My blog logo picture to the right was taken in 2006 from an elevation of about 2300m on the Llaima volcano in Chile. The picture on the left of this post is of Llaima itself early July. Quite a different scene. I'm hoping to climb and ski Lonquimay, on the logo picture's horizon, in a couple of weeks, but surely I won't be getting any closer to Llaima than that. The Pacific Ring of Fire is alive and well.

olympic hill climbing

olympic hill climbing: A NY Times piece on The Incline. It sounds painful. (Via tingilinde.)

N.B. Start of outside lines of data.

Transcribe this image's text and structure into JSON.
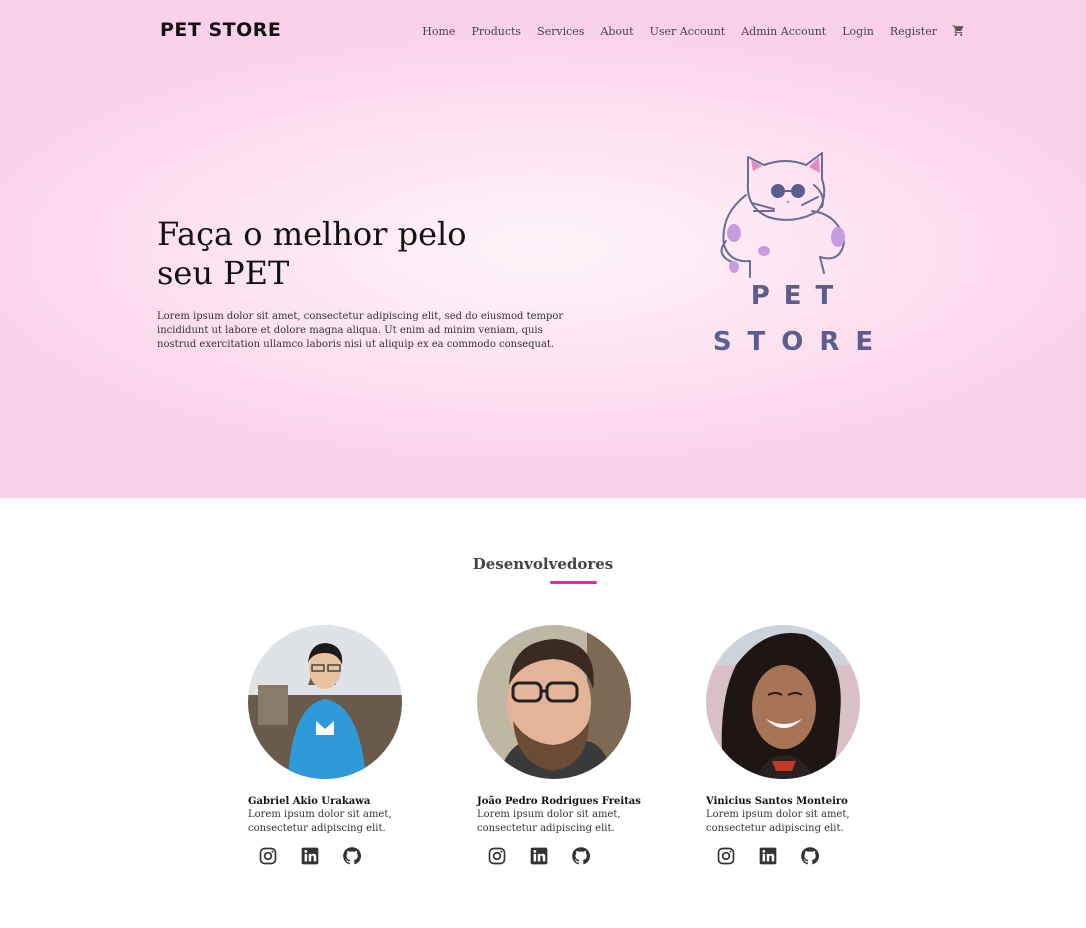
{
  "brand": {
    "logo_text": "PET STORE"
  },
  "nav": {
    "items": [
      {
        "label": "Home"
      },
      {
        "label": "Products"
      },
      {
        "label": "Services"
      },
      {
        "label": "About"
      },
      {
        "label": "User Account"
      },
      {
        "label": "Admin Account"
      },
      {
        "label": "Login"
      },
      {
        "label": "Register"
      }
    ],
    "cart_icon": "cart-icon"
  },
  "hero": {
    "headline_line1": "Faça o melhor pelo",
    "headline_line2": "seu PET",
    "intro": "Lorem ipsum dolor sit amet, consectetur adipiscing elit, sed do eiusmod tempor incididunt ut labore et dolore magna aliqua. Ut enim ad minim veniam, quis nostrud exercitation ullamco laboris nisi ut aliquip ex ea commodo consequat.",
    "illustration": {
      "line1": "PET",
      "line2": "STORE",
      "color": "#5b5d8e"
    }
  },
  "developers": {
    "title": "Desenvolvedores",
    "accent_color": "#e02aa5",
    "people": [
      {
        "name": "Gabriel Akio Urakawa",
        "bio": "Lorem ipsum dolor sit amet, consectetur adipiscing elit.",
        "socials": [
          "instagram-icon",
          "linkedin-icon",
          "github-icon"
        ]
      },
      {
        "name": "João Pedro Rodrigues Freitas",
        "bio": "Lorem ipsum dolor sit amet, consectetur adipiscing elit.",
        "socials": [
          "instagram-icon",
          "linkedin-icon",
          "github-icon"
        ]
      },
      {
        "name": "Vinicius Santos Monteiro",
        "bio": "Lorem ipsum dolor sit amet, consectetur adipiscing elit.",
        "socials": [
          "instagram-icon",
          "linkedin-icon",
          "github-icon"
        ]
      }
    ]
  }
}
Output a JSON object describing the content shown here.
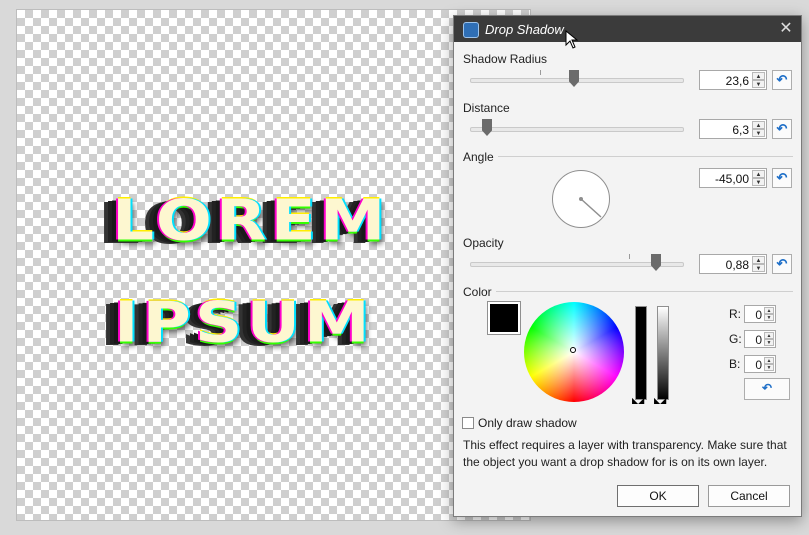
{
  "canvas": {
    "artwork_line1": "LOREM",
    "artwork_line2": "IPSUM"
  },
  "dialog": {
    "title": "Drop Shadow",
    "close_label": "✕",
    "shadow_radius": {
      "label": "Shadow Radius",
      "value": "23,6",
      "level": 0.24
    },
    "distance": {
      "label": "Distance",
      "value": "6,3",
      "level": 0.06
    },
    "angle": {
      "label": "Angle",
      "value": "-45,00"
    },
    "opacity": {
      "label": "Opacity",
      "value": "0,88",
      "level": 0.88
    },
    "color": {
      "label": "Color",
      "swatch": "#000000",
      "r_label": "R:",
      "r_value": "0",
      "g_label": "G:",
      "g_value": "0",
      "b_label": "B:",
      "b_value": "0"
    },
    "only_draw_shadow": {
      "label": "Only draw shadow",
      "checked": false
    },
    "info_text": "This effect requires a layer with transparency. Make sure that the object you want a drop shadow for is on its own layer.",
    "ok_label": "OK",
    "cancel_label": "Cancel",
    "reset_icon": "↶"
  },
  "colors": {
    "titlebar": "#3b3b3b",
    "accent": "#1e6fc8"
  }
}
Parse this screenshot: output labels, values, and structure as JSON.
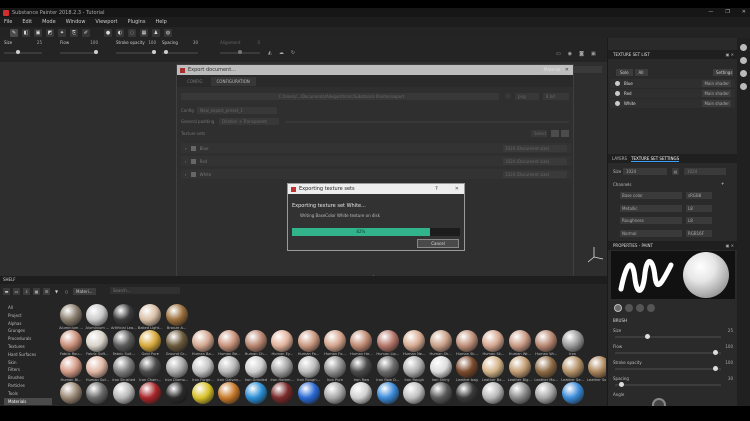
{
  "app": {
    "title": "Substance Painter 2018.2.3 - Tutorial"
  },
  "window_controls": [
    "—",
    "❐",
    "✕"
  ],
  "menu": [
    "File",
    "Edit",
    "Mode",
    "Window",
    "Viewport",
    "Plugins",
    "Help"
  ],
  "params": {
    "size": {
      "label": "Size",
      "value": "25"
    },
    "flow": {
      "label": "Flow",
      "value": "100"
    },
    "stroke_opacity": {
      "label": "Stroke opacity",
      "value": "100"
    },
    "spacing": {
      "label": "Spacing",
      "value": "30"
    },
    "alignment": {
      "label": "Alignment",
      "value": "0"
    }
  },
  "viewport": {
    "material_mode": "Material"
  },
  "export_dialog": {
    "title": "Export document...",
    "tabs": [
      "CONFIG",
      "CONFIGURATION"
    ],
    "output_path": "C:/Users/.../Documents/Allegorithmic/Substance Painter/export",
    "config_label": "Config",
    "config_value": "New_export_preset_1",
    "padding_label": "General padding",
    "padding_value": "Dilation + Transparent",
    "format_value": "png",
    "bitdepth_value": "8 bit",
    "texture_sets_label": "Texture sets",
    "select_label": "Select",
    "texture_sets": [
      {
        "name": "Blue",
        "res": "1024 (Document size)"
      },
      {
        "name": "Red",
        "res": "1024 (Document size)"
      },
      {
        "name": "White",
        "res": "1024 (Document size)"
      }
    ],
    "footer_note": "Export shaders parameters",
    "open_label": "Open export folder after export",
    "cancel_label": "Cancel",
    "export_label": "Export"
  },
  "progress_dialog": {
    "title": "Exporting texture sets",
    "help_glyph": "?",
    "heading": "Exporting texture set White...",
    "status": "Writing BaseColor White texture on disk",
    "percent": 0.82,
    "percent_label": "82%",
    "cancel_label": "Cancel"
  },
  "shelf": {
    "title": "SHELF",
    "filter_label": "Materi...",
    "search_placeholder": "Search...",
    "categories": [
      "All",
      "Project",
      "Alphas",
      "Grunges",
      "Procedurals",
      "Textures",
      "Hard Surfaces",
      "Skin",
      "Filters",
      "Brushes",
      "Particles",
      "Tools",
      "Materials",
      "Smart materials"
    ],
    "selected_category": "Materials",
    "rows": [
      [
        {
          "label": "Aluminium ...",
          "color": "#8a7d6d"
        },
        {
          "label": "Aluminium ...",
          "color": "#c9c9c9"
        },
        {
          "label": "Artificial Lea...",
          "color": "#3a3a3a"
        },
        {
          "label": "Baked Light...",
          "color": "#d8bfa6"
        },
        {
          "label": "Bronze A...",
          "color": "#9a6e3a"
        }
      ],
      [
        {
          "label": "Fabric Rou...",
          "color": "#c98f79"
        },
        {
          "label": "Fabric Soft...",
          "color": "#d9d3c9"
        },
        {
          "label": "Fabric Suit...",
          "color": "#5b5b5b"
        },
        {
          "label": "Gold Pure",
          "color": "#d8a93a"
        },
        {
          "label": "Ground Gr...",
          "color": "#6b5a3c"
        },
        {
          "label": "Human Ba...",
          "color": "#d3a78f"
        },
        {
          "label": "Human Be...",
          "color": "#c8917a"
        },
        {
          "label": "Human Ch...",
          "color": "#b88570"
        },
        {
          "label": "Human Ey...",
          "color": "#e2b39b"
        },
        {
          "label": "Human Fa...",
          "color": "#c9977f"
        },
        {
          "label": "Human Fo...",
          "color": "#d4a48c"
        },
        {
          "label": "Human He...",
          "color": "#c08a72"
        },
        {
          "label": "Human Lip...",
          "color": "#b5766a"
        },
        {
          "label": "Human Ne...",
          "color": "#d8ab93"
        },
        {
          "label": "Human Sh...",
          "color": "#caa088"
        },
        {
          "label": "Human Sk...",
          "color": "#bf8f79"
        },
        {
          "label": "Human Sk...",
          "color": "#d6a790"
        },
        {
          "label": "Human Wr...",
          "color": "#c99a84"
        },
        {
          "label": "Human Wr...",
          "color": "#b88772"
        },
        {
          "label": "Iron",
          "color": "#9a9a9a"
        }
      ],
      [
        {
          "label": "Human Bl...",
          "color": "#d49a86"
        },
        {
          "label": "Human Sof...",
          "color": "#e0b6a4"
        },
        {
          "label": "Iron Brushed",
          "color": "#7d7d7d"
        },
        {
          "label": "Iron Chain...",
          "color": "#4b4b4b"
        },
        {
          "label": "Iron Diamo...",
          "color": "#a8a8a8"
        },
        {
          "label": "Iron Forge...",
          "color": "#c4c4c4"
        },
        {
          "label": "Iron Galvan...",
          "color": "#b8b8b8"
        },
        {
          "label": "Iron Grinded",
          "color": "#cfcfcf"
        },
        {
          "label": "Iron Hamm...",
          "color": "#a2a2a2"
        },
        {
          "label": "Iron Rough...",
          "color": "#bdbdbd"
        },
        {
          "label": "Iron Pure",
          "color": "#8f8f8f"
        },
        {
          "label": "Iron Raw",
          "color": "#4a4a4a"
        },
        {
          "label": "Iron Raw D...",
          "color": "#6c6c6c"
        },
        {
          "label": "Iron Rough",
          "color": "#b1b1b1"
        },
        {
          "label": "Iron Shiny",
          "color": "#dcdcdc"
        },
        {
          "label": "Leather bag",
          "color": "#7b4a2b"
        },
        {
          "label": "Leather Ba...",
          "color": "#d4b489"
        },
        {
          "label": "Leather Big...",
          "color": "#c29d73"
        },
        {
          "label": "Leather Ma...",
          "color": "#8e6a44"
        },
        {
          "label": "Leather Se...",
          "color": "#b39167"
        },
        {
          "label": "Leather Sof...",
          "color": "#a98359"
        }
      ],
      [
        {
          "label": "",
          "color": "#9a8774"
        },
        {
          "label": "",
          "color": "#6a6a6a"
        },
        {
          "label": "",
          "color": "#b8b8b8"
        },
        {
          "label": "",
          "color": "#a8262a"
        },
        {
          "label": "",
          "color": "#2a2a2a"
        },
        {
          "label": "",
          "color": "#d8c12a"
        },
        {
          "label": "",
          "color": "#c87a2a"
        },
        {
          "label": "",
          "color": "#2a8ed4"
        },
        {
          "label": "",
          "color": "#7a2a2a"
        },
        {
          "label": "",
          "color": "#2a6ad4"
        },
        {
          "label": "",
          "color": "#a8a8a8"
        },
        {
          "label": "",
          "color": "#d0d0d0"
        },
        {
          "label": "",
          "color": "#3a8ad8"
        },
        {
          "label": "",
          "color": "#c0c0c0"
        },
        {
          "label": "",
          "color": "#5a5a5a"
        },
        {
          "label": "",
          "color": "#3a3a3a"
        },
        {
          "label": "",
          "color": "#b8b8b8"
        },
        {
          "label": "",
          "color": "#8a8a8a"
        },
        {
          "label": "",
          "color": "#a8a8a8"
        },
        {
          "label": "",
          "color": "#3a8ad8"
        }
      ]
    ]
  },
  "texture_set_list": {
    "title": "TEXTURE SET LIST",
    "solo_label": "Solo",
    "all_label": "All",
    "settings_label": "Settings",
    "items": [
      {
        "name": "Blue",
        "shader": "Main shader"
      },
      {
        "name": "Red",
        "shader": "Main shader"
      },
      {
        "name": "White",
        "shader": "Main shader"
      }
    ]
  },
  "texture_set_settings": {
    "tabs": [
      "LAYERS",
      "TEXTURE SET SETTINGS"
    ],
    "size_label": "Size",
    "size_value": "1024",
    "size_right": "1024",
    "channels_label": "Channels",
    "channels": [
      {
        "name": "Base color",
        "format": "sRGB8"
      },
      {
        "name": "Metallic",
        "format": "L8"
      },
      {
        "name": "Roughness",
        "format": "L8"
      },
      {
        "name": "Normal",
        "format": "RGB16F"
      }
    ]
  },
  "properties": {
    "title": "PROPERTIES - PAINT",
    "section_label": "BRUSH",
    "size": {
      "label": "Size",
      "value": "25"
    },
    "flow": {
      "label": "Flow",
      "value": "100"
    },
    "stroke_opacity": {
      "label": "Stroke opacity",
      "value": "100"
    },
    "spacing": {
      "label": "Spacing",
      "value": "30"
    },
    "angle_label": "Angle"
  }
}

Looks like perfect training for backcountry touring. I wonder if there's one around here...

Friday, August 1, 2008

Brain Rules and Computer Science Education

Brain Rules and Computer Science Education: I just finished reading Brain Rules by John Medina [...] The point is that in medical school students are learning the theory of medicine at the same time they are practicing it [...] I think Computer Science education can really benefit from such a model. I obviously don't have all the details worked out here, but imagine that every Computer Science department (or set of departments) had a software company on the side. As students go through the program, they start getting tasks from that company to build software for it, participate in designs, see how product decisions affect engineering processes, and even see some company politics at work. [...] Given that these companies are likely to have challenges competing in the market, they need to address a niche of customers who are willing to put up with lousy service, mediocre products and delays in software release cycles. I.e., customers who have nowhere else to go! [...] These customers are called scientists (Via Alon Halevy's Blog.)

We are on the same page, Alon.

The Knack

Sorry, mom. I know it was tough do deal with the leaking chemicals in my bedroom and my weird sleeping schedule, but it's not been all bad... (Hat tip to Bev).